Лика порой не могла понять природу собственных желаний и, уступая им, начинала осознавать, что навязаны они скорее компьютером. И тут она не могла простить ему этой уловки.
Она была не против него, но она была против того, чтобы он беззастенчиво предлагал, навязывал человеку то, чего ему хотелось самому.
Она была против того, чтобы компьютер, почем зря, использовал энергию на себя.
- Ничего лишнего. - Говорила она и в мгновение ока попадала в такие миры, настолько отдаленные, о которых самой и помыслить было боязно.
И Лика знала. И знала, как никто другой, что не следует засорять вселенную космическим оружием. Она знала, что единственно достойное усилие человека - это изучение самого себя.
Ведь все миры, в которые она летала, находились в ней самой.
Но прежде это было необходимо понять.
20.
Были времена, когда люди знали себя слишком хорошо.
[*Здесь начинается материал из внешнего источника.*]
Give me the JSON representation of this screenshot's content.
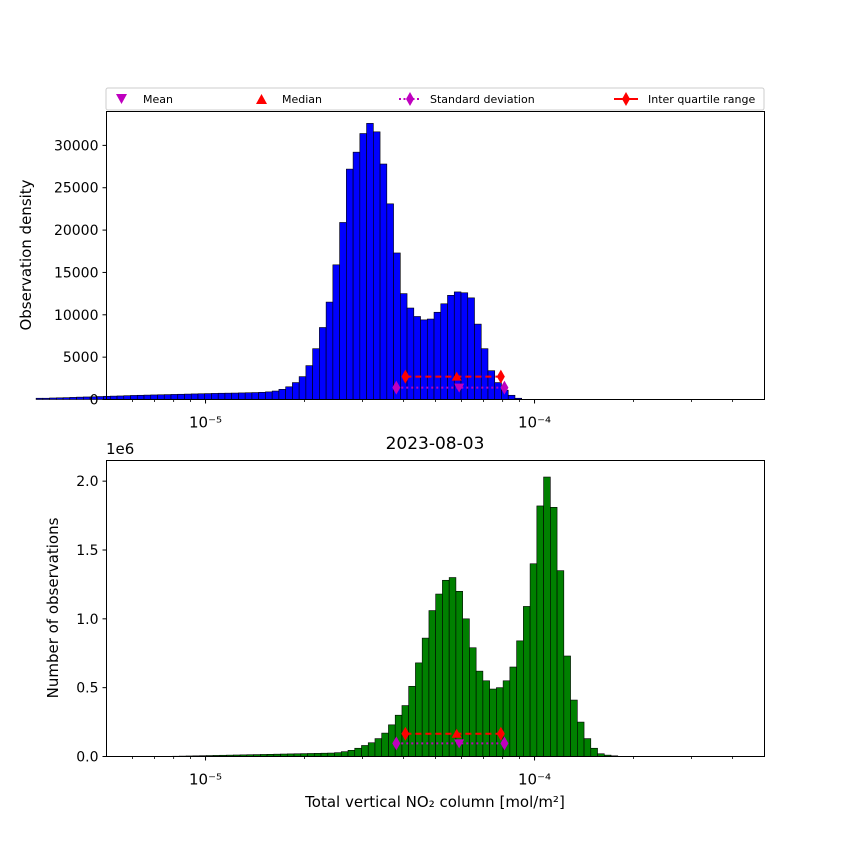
{
  "chart_data": [
    {
      "type": "bar",
      "xscale": "log",
      "xlim": [
        5e-06,
        0.0005
      ],
      "ylim": [
        0,
        34000
      ],
      "ylabel": "Observation density",
      "xlabel": "",
      "title": "",
      "bar_color": "#0000ff",
      "bins": {
        "log_start": -5.515,
        "log_step": 0.0205,
        "values": [
          150,
          150,
          180,
          200,
          220,
          250,
          280,
          300,
          320,
          350,
          380,
          400,
          420,
          450,
          480,
          500,
          520,
          540,
          560,
          580,
          600,
          620,
          640,
          660,
          680,
          700,
          720,
          740,
          750,
          760,
          780,
          800,
          820,
          850,
          900,
          1000,
          1200,
          1500,
          2000,
          2700,
          4000,
          6000,
          8500,
          11500,
          15900,
          20900,
          27200,
          29200,
          31400,
          32600,
          31600,
          27800,
          23100,
          17300,
          12500,
          10800,
          9800,
          9400,
          9500,
          10300,
          11300,
          12300,
          12700,
          12600,
          12000,
          8900,
          6000,
          3400,
          2000,
          1100,
          500,
          150
        ]
      },
      "x_ticks": [
        "10⁻⁵",
        "10⁻⁴"
      ],
      "y_ticks": [
        "0",
        "5000",
        "10000",
        "15000",
        "20000",
        "25000",
        "30000"
      ],
      "y_tick_values": [
        0,
        5000,
        10000,
        15000,
        20000,
        25000,
        30000
      ],
      "mean": 5.9e-05,
      "median": 5.8e-05,
      "std_range": [
        3.8e-05,
        8.1e-05
      ],
      "iqr": [
        4.05e-05,
        7.9e-05
      ],
      "marker_y": {
        "median": 2700,
        "mean": 1400
      }
    },
    {
      "type": "bar",
      "xscale": "log",
      "xlim": [
        5e-06,
        0.0005
      ],
      "ylim": [
        0,
        2.15
      ],
      "title": "2023-08-03",
      "ylabel": "Number of observations",
      "xlabel": "Total vertical NO₂ column [mol/m²]",
      "offset_text": "1e6",
      "bar_color": "#008000",
      "bins": {
        "log_start": -5.1,
        "log_step": 0.0205,
        "values": [
          0.002,
          0.003,
          0.004,
          0.005,
          0.006,
          0.007,
          0.008,
          0.009,
          0.01,
          0.011,
          0.012,
          0.013,
          0.014,
          0.015,
          0.016,
          0.017,
          0.018,
          0.019,
          0.02,
          0.021,
          0.022,
          0.023,
          0.024,
          0.025,
          0.028,
          0.035,
          0.045,
          0.06,
          0.08,
          0.1,
          0.13,
          0.17,
          0.23,
          0.3,
          0.37,
          0.51,
          0.68,
          0.86,
          1.06,
          1.18,
          1.28,
          1.3,
          1.2,
          1.0,
          0.79,
          0.62,
          0.55,
          0.49,
          0.5,
          0.55,
          0.65,
          0.84,
          1.09,
          1.4,
          1.82,
          2.03,
          1.81,
          1.35,
          0.73,
          0.41,
          0.25,
          0.13,
          0.06,
          0.02,
          0.01,
          0.005
        ]
      },
      "x_ticks": [
        "10⁻⁵",
        "10⁻⁴"
      ],
      "y_ticks": [
        "0.0",
        "0.5",
        "1.0",
        "1.5",
        "2.0"
      ],
      "y_tick_values": [
        0,
        0.5,
        1.0,
        1.5,
        2.0
      ],
      "mean": 5.9e-05,
      "median": 5.8e-05,
      "std_range": [
        3.8e-05,
        8.1e-05
      ],
      "iqr": [
        4.05e-05,
        7.9e-05
      ],
      "marker_y": {
        "median": 0.165,
        "mean": 0.095
      }
    }
  ],
  "legend": {
    "placement": "top",
    "items": [
      {
        "label": "Mean",
        "marker": "triangle-down-icon",
        "color": "#bf00bf"
      },
      {
        "label": "Median",
        "marker": "triangle-up-icon",
        "color": "#ff0000"
      },
      {
        "label": "Standard deviation",
        "marker": "diamond-dotted-icon",
        "color": "#bf00bf"
      },
      {
        "label": "Inter quartile range",
        "marker": "diamond-line-icon",
        "color": "#ff0000"
      }
    ]
  }
}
Это было время, когда Атланты, это человечество Адама и Евы, были низвергнуты из Эдема и отправлены на Землю. Их грехом было сомнение.
Но с тех пор, как Атланты утвердили в человечестве ритуал поедать трупы, сомнение в истинности их божественного происхождения, приводило к Истине и Вере. И каждый раз, едва человечество, идущее за искаженной истиной, падало в материю, - как тут же появлялись силы, отрывающие его от земли и устремляющие дух к небу.
И пока человек не понимал необходимости самопознания, пока в нем не возникала такая необходимость, он продолжал оставаться пленником.
Паутинка сна плотно оплела лицо Лики. Но даже во сне различала она чей-то голос, обращенный к ней.
- Человек - дьявол, - говорил этот голос, - страдающий от самого себя. И будет он пребывать таковым до тех пор, пока не очнется. Пока не выйдет из состояния гипнотического сна. Пока, проснувшись, не изучит, а, изучив, не полюбит, а, полюбив, не исправит себя.
И она разорвала оковы сна, эти липкие, противные волокна паутины. И, очистив свое жилище огнем, проветрив его воздухом, отогрев лучами солнца и зарядив энергией своей души, то и дело принимающей дары из высших сфер, где, затаив дыхание, воинство любви наблюдало за тем, как на Земле разворачиваются события, в которых принимает участие их Сущность, приступила к мытью полов.
- Исправляя себя, - говорила Лика, - человек, прежде всего, сталкивается с необходимостью убрать среду своего обитания. Ненавижу грязь во всем!
Она латала свои миры. Она изо всех сил стремилась починить ту самую крышу над головой, которую разрушила когда-то. Давно. Когда еще она не только помнила себя, но и была тем, кого потом долго вспоминала. Когда она была Богиней.
Она латала ту самую крышу, которая являла собой небесную твердь в ее мире. Лика строила Абсолютную защиту над уже созданным ею, но еще недостаточно совершенным, миром.
И она устремилась к своим детям. К огромной части своего мира. Она хотела оградить их от их собственного невежества; заимствованной глупости; залетной злобы; пришлой зависти; и ничейного равнодушия.
Лика приставила к детям Ангелов, несущих знание, любовь и мир. Ангелов-хранителей.
21.
Ведро Луны шлепнулось в колодец его памяти. Там, глубоко, где-то на самом дне, в самой душе, образовался невообразимый хаос, именуемый тоху боху.
Хаос, который и дал толчок мысли Всего.
Хаос, из которого зародилась жизнь, был погружен в сосредоточенное молчание.
Ужас пришел потом. Когда выяснилось, что Путь не только указан, но и заказан. Мало того, он был мало кем изучен. И Той попросил о помощи. Он обращался к Лике. Он говорил ей те же слова, что некогда Один повторял своей возлюбленной:
- Я прошу твоей помощи, моя любовь. - Говорил Той. - Я взываю к тебе с мольбой! Вот все, что я прошу у Бога: не знаний я прошу у Него, не сил и не умения. Я молю его о вере! Прошу тебя, помоги мне, любовь моя. Поверь. Поверь в меня.
Ведь все, что теперь происходит с нами, все, что случилось с тобой и со мной, - ведь это все равно - впервые...
Я - малое дитя, только что появившееся на свет.
Я учусь в свои сорок лет всему заново.
Учусь все видеть, слышать, чувствовать, понимать.
Я учусь ходить.
Радоваться и нести добро.
И падать учусь тоже.
В памяти моей остался опыт иных жизней, отличных от той, которая вырисовывается сейчас. Но я сам выбрал эту жизнь однажды.
Я выбрал ее осознанно, и сам привел себя к тому ужасу, который врезался рубцами вечного возвращения в душе моей.
А в памяти переживания было чувство несвободы, вызванное заточением души. И было это заточение не на острове, и не в крепости, не в одиночной камере. Нет. Все намного было проще. Все намного было сложней.